Because sellers of pushy cars bite the dust


Last weekend, I went to the mall to buy some lipstick, a pair of black pumps and, while I was there, a new car.

Today, Westfield London, an urban shopping center, is one of the hottest places around those in an automotive mindset. Scattered among shops selling Tag Heuer watches, Tiffany’s jewelry and Apple’s iPhones are outposts of five different car brands including Tesla and Polestar, Volvo’s only electric brand.

The contrast between Genesis ’first UK outlet, Hyundai’s high-end arm in South Korea, and the suburban dealership where I bought my first car couldn’t be tighter. Subsequently, the condescending sellers guarding the acres of vehicles were so high pressure that I ended up ruining my dad for dealing with the sale.

The high-roofed Westfield “studio” featured wooden floors, leather chairs, custom reflectors and just a few shiny cars. The “Genesis personal assistants” in crisp gray clothing were attentive, informative and definitely not pushy as they explained that a car could be brought into my house for a test drive.

Changes in the way cars are bought have been turbocharged this year from the pandemic, chip shortages and the shift to electric vehicles. Future pilots are now beginning their online research. By the time U.S. buyers are looking for a physical car, nearly 60 percent have already settled on a brand, price and even a model, according to a recent Bain survey.

The growing numbers want a transparent price and are willing to buy online. In the UK, buy digital cars increased by 10 times last year and is expected to double again this year. Although most buyers still do a test drive and talk to a seller, many are looking for information on customization rather than looking for regattas on the price of a specific car on the lot.

Yet the growing popularity of electric vehicles has launched a key in the process because buyers know so much less about it. While more than 85 percent of U.S. and German car buyers had preferred brands, the figure has dropped to 40 percent among those looking for electric vehicles, the Bain survey found. “There’s a great opportunity for car manufacturers and dealers to gain a lot of new customers,” says Eric Zayer of Bain.

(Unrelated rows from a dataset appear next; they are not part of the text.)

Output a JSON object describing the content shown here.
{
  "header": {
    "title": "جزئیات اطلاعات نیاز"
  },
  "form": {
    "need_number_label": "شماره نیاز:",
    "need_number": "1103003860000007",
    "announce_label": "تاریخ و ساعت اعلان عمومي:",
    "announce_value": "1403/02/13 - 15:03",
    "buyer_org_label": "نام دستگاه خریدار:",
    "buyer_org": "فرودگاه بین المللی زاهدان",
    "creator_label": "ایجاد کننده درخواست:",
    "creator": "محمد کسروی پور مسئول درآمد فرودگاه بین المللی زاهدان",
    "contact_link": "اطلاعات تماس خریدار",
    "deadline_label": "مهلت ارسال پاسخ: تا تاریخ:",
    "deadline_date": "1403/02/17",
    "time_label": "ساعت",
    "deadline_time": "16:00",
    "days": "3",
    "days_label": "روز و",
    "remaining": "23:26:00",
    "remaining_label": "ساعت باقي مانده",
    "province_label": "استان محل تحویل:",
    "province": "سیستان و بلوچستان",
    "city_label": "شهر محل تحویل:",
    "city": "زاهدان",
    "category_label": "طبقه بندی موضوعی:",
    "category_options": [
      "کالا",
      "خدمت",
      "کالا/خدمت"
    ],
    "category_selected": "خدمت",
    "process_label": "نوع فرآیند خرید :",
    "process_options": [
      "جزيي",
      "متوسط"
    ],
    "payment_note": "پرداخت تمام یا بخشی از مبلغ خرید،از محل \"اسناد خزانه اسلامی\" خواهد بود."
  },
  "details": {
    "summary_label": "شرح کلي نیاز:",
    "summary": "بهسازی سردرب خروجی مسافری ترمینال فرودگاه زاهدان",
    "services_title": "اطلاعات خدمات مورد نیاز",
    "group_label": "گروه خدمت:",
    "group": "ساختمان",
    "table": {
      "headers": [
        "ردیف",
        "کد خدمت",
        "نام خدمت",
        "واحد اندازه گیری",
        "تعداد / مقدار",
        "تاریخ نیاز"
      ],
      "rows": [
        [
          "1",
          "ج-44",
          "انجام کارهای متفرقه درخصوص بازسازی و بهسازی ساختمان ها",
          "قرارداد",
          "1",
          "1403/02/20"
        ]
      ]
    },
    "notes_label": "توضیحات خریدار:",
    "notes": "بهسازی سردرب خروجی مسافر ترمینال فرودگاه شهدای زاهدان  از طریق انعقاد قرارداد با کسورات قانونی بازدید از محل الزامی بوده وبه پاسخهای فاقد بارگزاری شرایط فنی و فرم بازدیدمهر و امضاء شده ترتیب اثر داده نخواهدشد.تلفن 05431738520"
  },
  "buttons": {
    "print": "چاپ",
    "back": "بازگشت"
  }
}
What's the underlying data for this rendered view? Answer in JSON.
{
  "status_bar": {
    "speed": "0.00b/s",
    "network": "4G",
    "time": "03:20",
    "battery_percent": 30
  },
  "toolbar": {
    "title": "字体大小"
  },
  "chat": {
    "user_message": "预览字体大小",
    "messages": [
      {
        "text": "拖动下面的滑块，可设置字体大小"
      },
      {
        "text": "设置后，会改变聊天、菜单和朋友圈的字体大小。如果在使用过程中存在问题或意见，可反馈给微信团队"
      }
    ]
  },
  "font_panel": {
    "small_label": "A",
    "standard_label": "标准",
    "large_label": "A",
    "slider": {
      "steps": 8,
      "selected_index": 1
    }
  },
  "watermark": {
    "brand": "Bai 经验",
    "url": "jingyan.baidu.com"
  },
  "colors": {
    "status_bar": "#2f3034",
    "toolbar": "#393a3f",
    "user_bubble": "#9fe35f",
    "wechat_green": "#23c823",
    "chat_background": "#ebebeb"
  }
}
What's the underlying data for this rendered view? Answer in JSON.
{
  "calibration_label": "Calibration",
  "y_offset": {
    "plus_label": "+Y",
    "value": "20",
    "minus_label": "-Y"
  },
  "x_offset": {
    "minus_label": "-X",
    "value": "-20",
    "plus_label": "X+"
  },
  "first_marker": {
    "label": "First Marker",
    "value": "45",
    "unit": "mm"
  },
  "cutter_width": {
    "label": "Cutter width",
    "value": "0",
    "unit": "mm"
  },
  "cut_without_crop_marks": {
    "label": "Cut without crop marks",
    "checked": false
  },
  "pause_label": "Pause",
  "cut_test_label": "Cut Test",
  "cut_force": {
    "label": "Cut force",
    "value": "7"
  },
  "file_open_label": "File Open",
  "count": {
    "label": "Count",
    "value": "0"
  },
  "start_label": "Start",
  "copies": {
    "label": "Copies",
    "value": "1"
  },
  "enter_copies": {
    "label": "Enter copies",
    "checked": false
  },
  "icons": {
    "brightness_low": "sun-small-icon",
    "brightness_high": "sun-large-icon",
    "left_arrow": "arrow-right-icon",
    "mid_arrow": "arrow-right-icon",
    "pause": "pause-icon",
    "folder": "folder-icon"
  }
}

Lack of chips, manufacturing slowdowns and the time required to increase EV production have also changed the sales process. Tesla has had waiting lists for years; now other producers are using reservation systems to handle the growing post-pandemic demand. U.S. retailers ’inventories have halved for a 23-day supply, the lowest since 1985.

The mall’s businesses deal with many of these problems simultaneously. They increase the visibility of the brand while requiring few vehicles and allow manufacturers to experiment. Polestar and Genesis have eliminated commissions and offer maintenance through valet service rather than operating full UK dealerships.

Caramel producers love the idea of ​​controlling the sales experience and forging a closer relationship with customers. Online bookings have made manufacturing systems leaner and more responsive, and companies like Ford want to keep it that way. General Motors has introduced a unique online platform for all EV customers and non-negotiable prices for their new electric Hummer. “Consumers want a more stress-free experience. The whole industry is moving this way, ”says Rajat Gupta, auto analyst at JPMorgan.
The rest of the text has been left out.